During his second visit is when the main message of Happy Endings really first appears. It is an important scene because we see that McHenry, exiting the parlor, has an epiphany where he questions why he should be worried about the stigma around his actions:

“What if this was not wrong? […]. He wasn’t a cheater. […], he couldn’t figure out what was wrong with it. He wasn’t stealing tenderness from anybody or spending someone else’s money. […], he knew he wouldn’t want to get caught doing this. […]. But he couldn’t figure out who was being hurt. (38)”.

The scene where he goes to the Christian Singles meeting is important as this gives him justification to continue going to the parlor, during a certain point in the conversation with a woman named Adele Baker as well:

 “You and she are the only two new faces since last summer. I believe that almost everybody else has dated almost everybody else. And by dated I don’t mean dated. Don’t be shocked.

I thought these were the Christian Singles.

We’re all Christian and we’re all single, but we’re not always both at the same time (39-40)”

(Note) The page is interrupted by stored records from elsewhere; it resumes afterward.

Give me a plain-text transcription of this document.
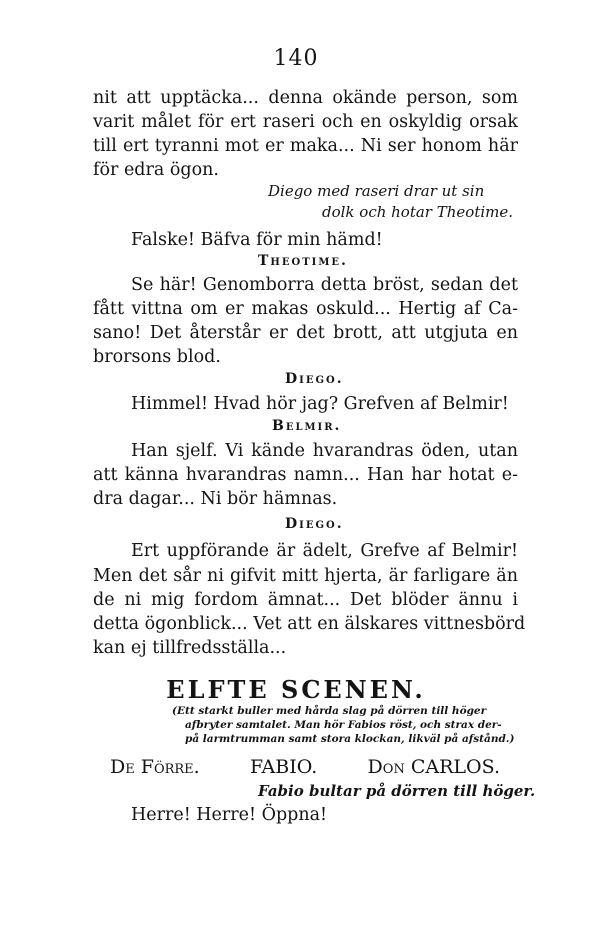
140
nit att upptäcka... denna okände person, som
varit målet för ert raseri och en oskyldig orsak
till ert tyranni mot er maka... Ni ser honom här
för edra ögon.
Diego med raseri drar ut sin
dolk och hotar Theotime.
Falske! Bäfva för min hämd!
Theotime.
Se här! Genomborra detta bröst, sedan det
fått vittna om er makas oskuld... Hertig af Ca-
sano! Det återstår er det brott, att utgjuta en
brorsons blod.
Diego.
Himmel! Hvad hör jag? Grefven af Belmir!
Belmir.
Han sjelf. Vi kände hvarandras öden, utan
att känna hvarandras namn... Han har hotat e-
dra dagar... Ni bör hämnas.
Diego.
Ert uppförande är ädelt, Grefve af Belmir!
Men det sår ni gifvit mitt hjerta, är farligare än
de ni mig fordom ämnat... Det blöder ännu i
detta ögonblick... Vet att en älskares vittnesbörd
kan ej tillfredsställa...
ELFTE SCENEN.
(Ett starkt buller med hårda slag på dörren till höger
afbryter samtalet. Man hör Fabios röst, och strax der-
på larmtrumman samt stora klockan, likväl på afstånd.)
De Förre.	FABIO.	Don CARLOS.
Fabio bultar på dörren till höger.
Herre! Herre! Öppna!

These Christians are disobeying their holy rules (in the bible; it is a sin to have sex before marriage). This shows to McHenry that he should not worry about the criticism of others, if these Christians are going to break a law in their holy book.

While exiting from his third visit to the massage parlor, we are presented with one of the most important scenes in the story, as we finally see McHenry free:

“And then he was standing, blinking in the warm sunlight, […]. […], spring had come. It was actually warm. […]. He […] closed his eyes and felt the sunlight pouring down on his skin, another gift in a world of gifts. […]. Somebody might see him. It didn’t matter. His life was about to change (43)”.

In this moment, McHenry has now reached a level of self-fulfillment so high that he is no long afraid to express the fact that if he wants to satisfy his needs, he will simply do so. He is no longer worried if anyone catches him in the act. The transition to spring may be a metaphor for his evolution from a more civil and quiet man to someone who feels finally happy. The bright and colorful imagery can be a symbol for the state he is now in. He is truly liberated.

In conclusion, I personally thought that this was an amazing short story. It presents well enough descriptions of the characters and the manner in which we see the protagonist develop into his true self grips the reader to continue reading in order to see for them how he changes.  It also brings up an interesting question for the readers to ask themselves: “Should we conceal our own basic needs of self-fulfillment or is it better to hide them”? My one main criticism is that I feel that the scene where both McHenry and Adele go bird watching was a very uneventful and meaningless section. It did not add anything important that would have contributed to the growth of McHenry’s character. It was quite a filler part. Besides that, however, it was a very deep and interesting story.